For state legislative districts, "government auditors" will nominate a pool — not unlike a jury pool — of potential representatives to a redistricting commission of five Democrats, five Republicans and four independents. Republicans are a shrinking minority in the state, so this plan gives them equal footing and a huge advantage over the status quo. If the plan rings a bell, it should. The requirement that both parties strongly support reapportionment is already written into the state constitution in budgetary matters: It's what's destroyed the state's financial integrity over the last thirty years.
That was the "Bush" half of the results from Election Day.
The "Obama" half produced some enormously practical change, and because this is California, the changes aren't just about California:
Voters approved Proposition 1A, a bond issue which provides most of the money for the construction of high-speed rail — think bullet trains in Japan, the TVG in France — between San Francisco and Los Angeles. Besides making tons of environmental sense — the San Francisco—Los Angeles air corridor is one of the busiest in the world — it also amounts to perhaps the largest single jobs project in the country right now.

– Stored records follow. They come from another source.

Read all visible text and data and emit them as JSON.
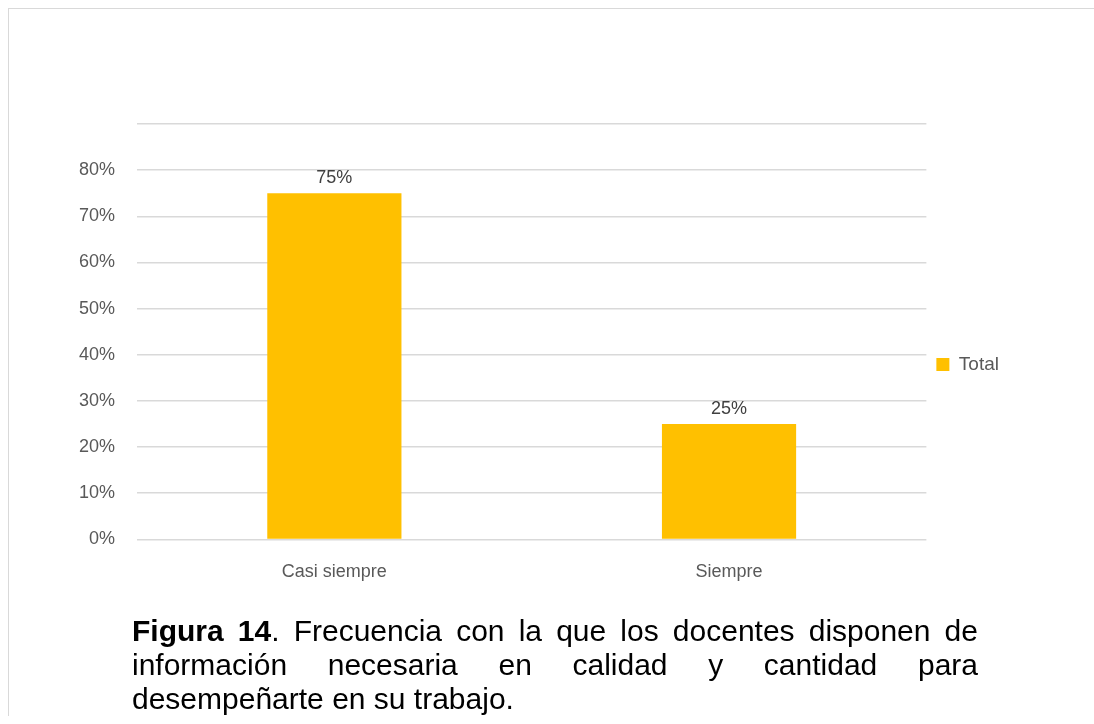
{
  "chart_data": {
    "type": "bar",
    "title": "Figura 14. Frecuencia con la que los docentes disponen de información necesaria en calidad y cantidad para desempeñarte en su trabajo.",
    "categories": [
      "Casi siempre",
      "Siempre"
    ],
    "series": [
      {
        "name": "Total",
        "color": "#ffc000",
        "values": [
          75,
          25
        ],
        "value_labels": [
          "75%",
          "25%"
        ]
      }
    ],
    "ylim": [
      0,
      90
    ],
    "yticks": [
      {
        "value": 0,
        "label": "0%"
      },
      {
        "value": 10,
        "label": "10%"
      },
      {
        "value": 20,
        "label": "20%"
      },
      {
        "value": 30,
        "label": "30%"
      },
      {
        "value": 40,
        "label": "40%"
      },
      {
        "value": 50,
        "label": "50%"
      },
      {
        "value": 60,
        "label": "60%"
      },
      {
        "value": 70,
        "label": "70%"
      },
      {
        "value": 80,
        "label": "80%"
      },
      {
        "value": 90,
        "label": null
      }
    ],
    "grid": "y",
    "legend": "right"
  }
}
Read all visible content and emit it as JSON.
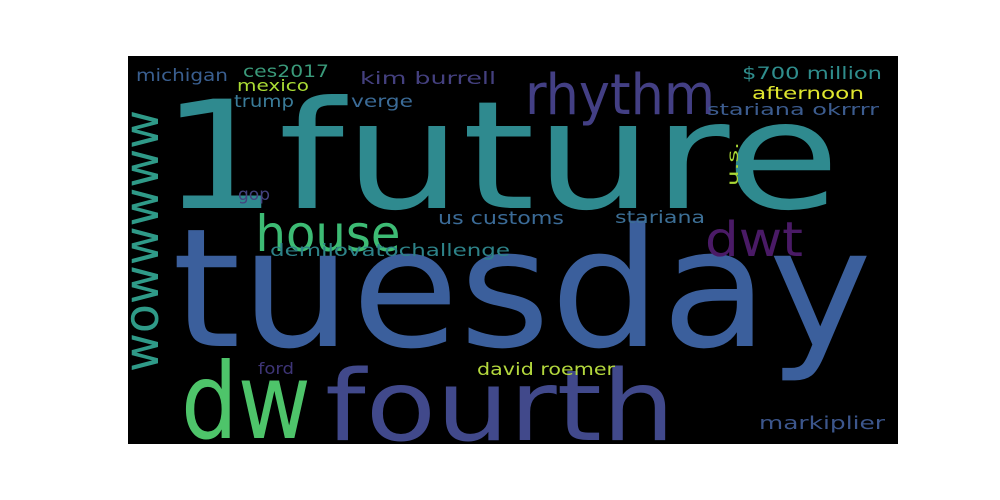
{
  "wordcloud": {
    "words": [
      {
        "text": "1future",
        "color": "#2f8a8f"
      },
      {
        "text": "tuesday",
        "color": "#3b5f9c"
      },
      {
        "text": "dw",
        "color": "#4ec46a"
      },
      {
        "text": "fourth",
        "color": "#41498b"
      },
      {
        "text": "wowwwww",
        "color": "#2f9a88"
      },
      {
        "text": "rhythm",
        "color": "#433f84"
      },
      {
        "text": "house",
        "color": "#3dbb74"
      },
      {
        "text": "dwt",
        "color": "#4a1a66"
      },
      {
        "text": "demilovatochallenge",
        "color": "#2d8288"
      },
      {
        "text": "us customs",
        "color": "#3b6b97"
      },
      {
        "text": "stariana",
        "color": "#3c6f96"
      },
      {
        "text": "david roemer",
        "color": "#b4d83d"
      },
      {
        "text": "markiplier",
        "color": "#3c568c"
      },
      {
        "text": "michigan",
        "color": "#3a5f90"
      },
      {
        "text": "ces2017",
        "color": "#3a9a7a"
      },
      {
        "text": "mexico",
        "color": "#aadc35"
      },
      {
        "text": "trump",
        "color": "#3a7b98"
      },
      {
        "text": "kim burrell",
        "color": "#44407f"
      },
      {
        "text": "verge",
        "color": "#3b6b97"
      },
      {
        "text": "$700 million",
        "color": "#2f8d8c"
      },
      {
        "text": "afternoon",
        "color": "#dfe62f"
      },
      {
        "text": "stariana okrrrr",
        "color": "#3c5c8f"
      },
      {
        "text": "u.s.",
        "color": "#a9d735"
      },
      {
        "text": "gop",
        "color": "#44427e"
      },
      {
        "text": "ford",
        "color": "#3e3577"
      }
    ]
  }
}
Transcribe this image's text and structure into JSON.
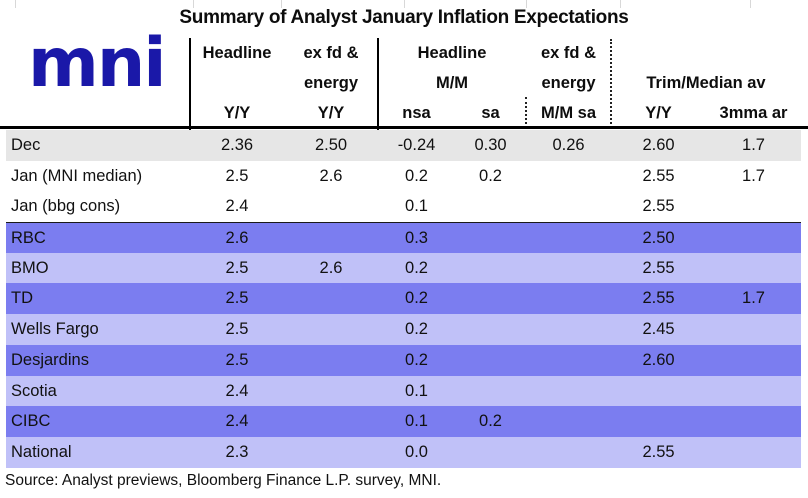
{
  "title": "Summary of Analyst January Inflation Expectations",
  "logo": {
    "text": "mni"
  },
  "footer": {
    "source": "Source: Analyst previews, Bloomberg Finance L.P. survey, MNI."
  },
  "colors": {
    "row-dark": "#7b7df0",
    "row-light": "#c0c1f8",
    "row-grey": "#e6e6e6",
    "logo-navy": "#1a18a8",
    "text": "#111111"
  },
  "chart_data": {
    "type": "table",
    "title": "Summary of Analyst January Inflation Expectations",
    "header": {
      "headline_yy_line1": "Headline",
      "exfd_yy_line1": "ex fd &",
      "exfd_yy_line2": "energy",
      "headline_mm_line1": "Headline",
      "headline_mm_line2": "M/M",
      "exfd_mm_line1": "ex fd &",
      "exfd_mm_line2": "energy",
      "trim_line2": "Trim/Median av",
      "sub": [
        "Y/Y",
        "Y/Y",
        "nsa",
        "sa",
        "M/M sa",
        "Y/Y",
        "3mma ar"
      ]
    },
    "column_keys": [
      "headline-yy",
      "exfd-energy-yy",
      "mm-nsa",
      "mm-sa",
      "exfd-energy-mm-sa",
      "trim-median-yy",
      "trim-median-3mma-ar"
    ],
    "rows": [
      {
        "label": "Dec",
        "style": "grey",
        "divider_above": false,
        "values": [
          "2.36",
          "2.50",
          "-0.24",
          "0.30",
          "0.26",
          "2.60",
          "1.7"
        ]
      },
      {
        "label": "Jan (MNI median)",
        "style": "white",
        "divider_above": false,
        "values": [
          "2.5",
          "2.6",
          "0.2",
          "0.2",
          "",
          "2.55",
          "1.7"
        ]
      },
      {
        "label": "Jan (bbg cons)",
        "style": "white",
        "divider_above": false,
        "values": [
          "2.4",
          "",
          "0.1",
          "",
          "",
          "2.55",
          ""
        ]
      },
      {
        "label": "RBC",
        "style": "dark",
        "divider_above": true,
        "values": [
          "2.6",
          "",
          "0.3",
          "",
          "",
          "2.50",
          ""
        ]
      },
      {
        "label": "BMO",
        "style": "light",
        "divider_above": false,
        "values": [
          "2.5",
          "2.6",
          "0.2",
          "",
          "",
          "2.55",
          ""
        ]
      },
      {
        "label": "TD",
        "style": "dark",
        "divider_above": false,
        "values": [
          "2.5",
          "",
          "0.2",
          "",
          "",
          "2.55",
          "1.7"
        ]
      },
      {
        "label": "Wells Fargo",
        "style": "light",
        "divider_above": false,
        "values": [
          "2.5",
          "",
          "0.2",
          "",
          "",
          "2.45",
          ""
        ]
      },
      {
        "label": "Desjardins",
        "style": "dark",
        "divider_above": false,
        "values": [
          "2.5",
          "",
          "0.2",
          "",
          "",
          "2.60",
          ""
        ]
      },
      {
        "label": "Scotia",
        "style": "light",
        "divider_above": false,
        "values": [
          "2.4",
          "",
          "0.1",
          "",
          "",
          "",
          ""
        ]
      },
      {
        "label": "CIBC",
        "style": "dark",
        "divider_above": false,
        "values": [
          "2.4",
          "",
          "0.1",
          "0.2",
          "",
          "",
          ""
        ]
      },
      {
        "label": "National",
        "style": "light",
        "divider_above": false,
        "values": [
          "2.3",
          "",
          "0.0",
          "",
          "",
          "2.55",
          ""
        ]
      }
    ]
  }
}
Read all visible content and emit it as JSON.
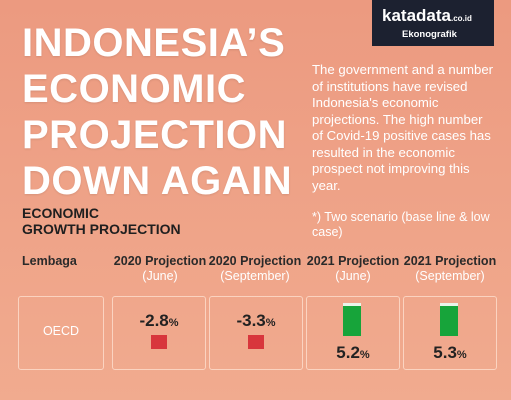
{
  "header": {
    "logo": "katadata",
    "logo_domain": ".co.id",
    "brand": "Ekonografik",
    "title_lines": [
      "INDONESIA’S",
      "ECONOMIC",
      "PROJECTION",
      "DOWN AGAIN"
    ],
    "description": "The government and a number of institutions have revised Indonesia's economic projections. The high number of Covid-19 positive cases has resulted in the economic prospect not improving this year."
  },
  "section": {
    "title_lines": [
      "ECONOMIC",
      "GROWTH PROJECTION"
    ],
    "note": "*) Two scenario (base line & low case)"
  },
  "table": {
    "columns": [
      {
        "title": "Lembaga",
        "sub": null
      },
      {
        "title": "2020 Projection",
        "sub": "(June)"
      },
      {
        "title": "2020 Projection",
        "sub": "(September)"
      },
      {
        "title": "2021 Projection",
        "sub": "(June)"
      },
      {
        "title": "2021 Projection",
        "sub": "(September)"
      }
    ],
    "rows": [
      {
        "name": "OECD",
        "cells": [
          {
            "value": "-2.8",
            "unit": "%"
          },
          {
            "value": "-3.3",
            "unit": "%"
          },
          {
            "value": "5.2",
            "unit": "%"
          },
          {
            "value": "5.3",
            "unit": "%"
          }
        ]
      }
    ]
  }
}
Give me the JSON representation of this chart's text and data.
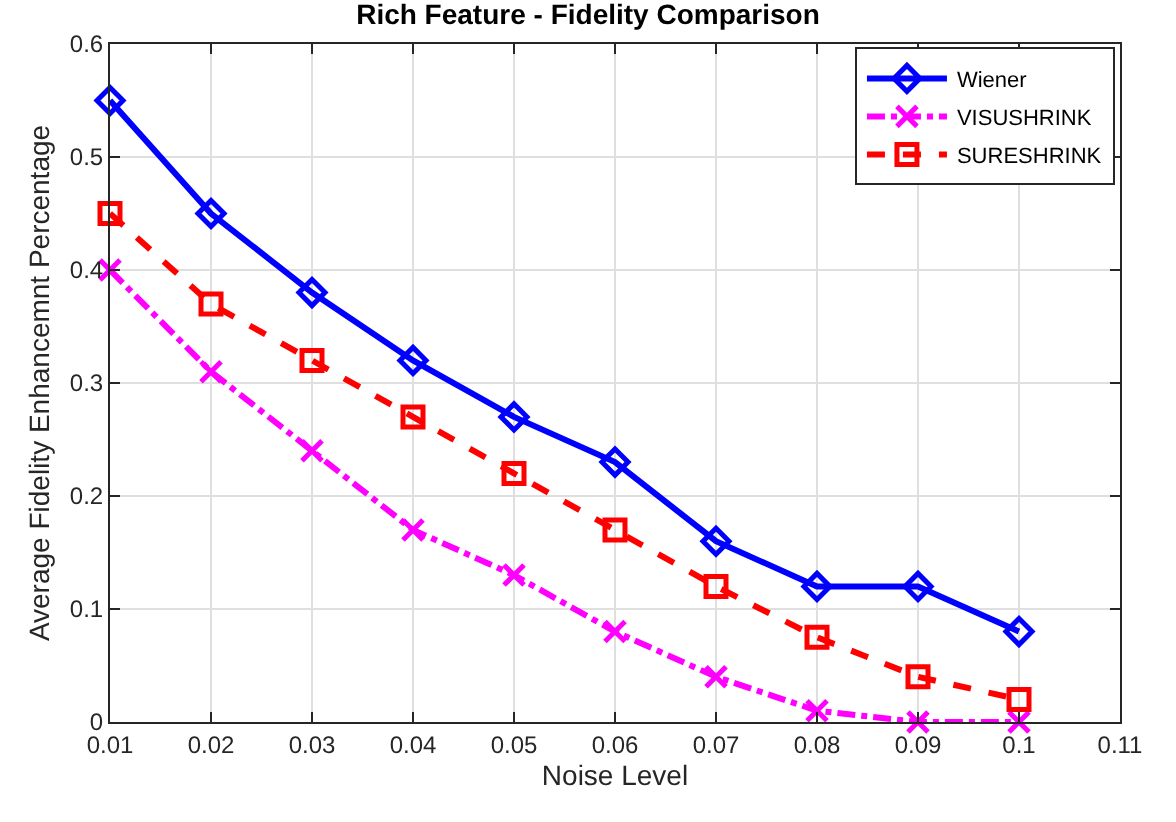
{
  "chart_data": {
    "type": "line",
    "title": "Rich Feature - Fidelity Comparison",
    "xlabel": "Noise Level",
    "ylabel": "Average Fidelity Enhancemnt Percentage",
    "x": [
      0.01,
      0.02,
      0.03,
      0.04,
      0.05,
      0.06,
      0.07,
      0.08,
      0.09,
      0.1
    ],
    "series": [
      {
        "name": "Wiener",
        "color": "#0000ff",
        "marker": "diamond",
        "line_style": "solid",
        "values": [
          0.55,
          0.45,
          0.38,
          0.32,
          0.27,
          0.23,
          0.16,
          0.12,
          0.12,
          0.08
        ]
      },
      {
        "name": "VISUSHRINK",
        "color": "#ff00ff",
        "marker": "cross",
        "line_style": "dashdot",
        "values": [
          0.4,
          0.31,
          0.24,
          0.17,
          0.13,
          0.08,
          0.04,
          0.01,
          0.0,
          0.0
        ]
      },
      {
        "name": "SURESHRINK",
        "color": "#ff0000",
        "marker": "square",
        "line_style": "dashed",
        "values": [
          0.45,
          0.37,
          0.32,
          0.27,
          0.22,
          0.17,
          0.12,
          0.075,
          0.04,
          0.02
        ]
      }
    ],
    "xlim": [
      0.01,
      0.11
    ],
    "xticks": [
      {
        "value": 0.01,
        "label": "0.01"
      },
      {
        "value": 0.02,
        "label": "0.02"
      },
      {
        "value": 0.03,
        "label": "0.03"
      },
      {
        "value": 0.04,
        "label": "0.04"
      },
      {
        "value": 0.05,
        "label": "0.05"
      },
      {
        "value": 0.06,
        "label": "0.06"
      },
      {
        "value": 0.07,
        "label": "0.07"
      },
      {
        "value": 0.08,
        "label": "0.08"
      },
      {
        "value": 0.09,
        "label": "0.09"
      },
      {
        "value": 0.1,
        "label": "0.1"
      },
      {
        "value": 0.11,
        "label": "0.11"
      }
    ],
    "ylim": [
      0,
      0.6
    ],
    "yticks": [
      0,
      0.1,
      0.2,
      0.3,
      0.4,
      0.5,
      0.6
    ],
    "grid": true,
    "legend": "top right"
  }
}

You hear people tossing around estimates like, "It'll be running in 2018 and cost $50 each way," so adjusting for political inflation, figure 2023 and $100. A lot of it depends on which transportation bosses show up: the ones who rebuilt freeways in Los Angeles in the blink of an eye after the Northridge earthquake, or the ones who are still working on rebuilding the eastern span of the Bay Bridge 19 years after the Loma Prieta quake.
Proposition 2 will end some of the worst abuses of factory farming. It's going to require every major agribusiness outfit in the country to rethink how it handles its animals, and given the tendency to standardization in the industry, will probably affect places like Arkansas and Nebraska as much as it affects California.
A third wedge-issue initiative, Proposition 4, was the latest in a series of attempts by anti-abortion activists to require parental notification for teenage girls seeking abortions. It failed.
Still, the passage of Proposition 8 has embittered many Californians and perhaps given us a peek at some of the disappointment this may inevitably cause. With President-elect Obama soon to be dealing with filibustering Republican senators and a court system stacked with movement conservatives, it's going to be a bumpy ride.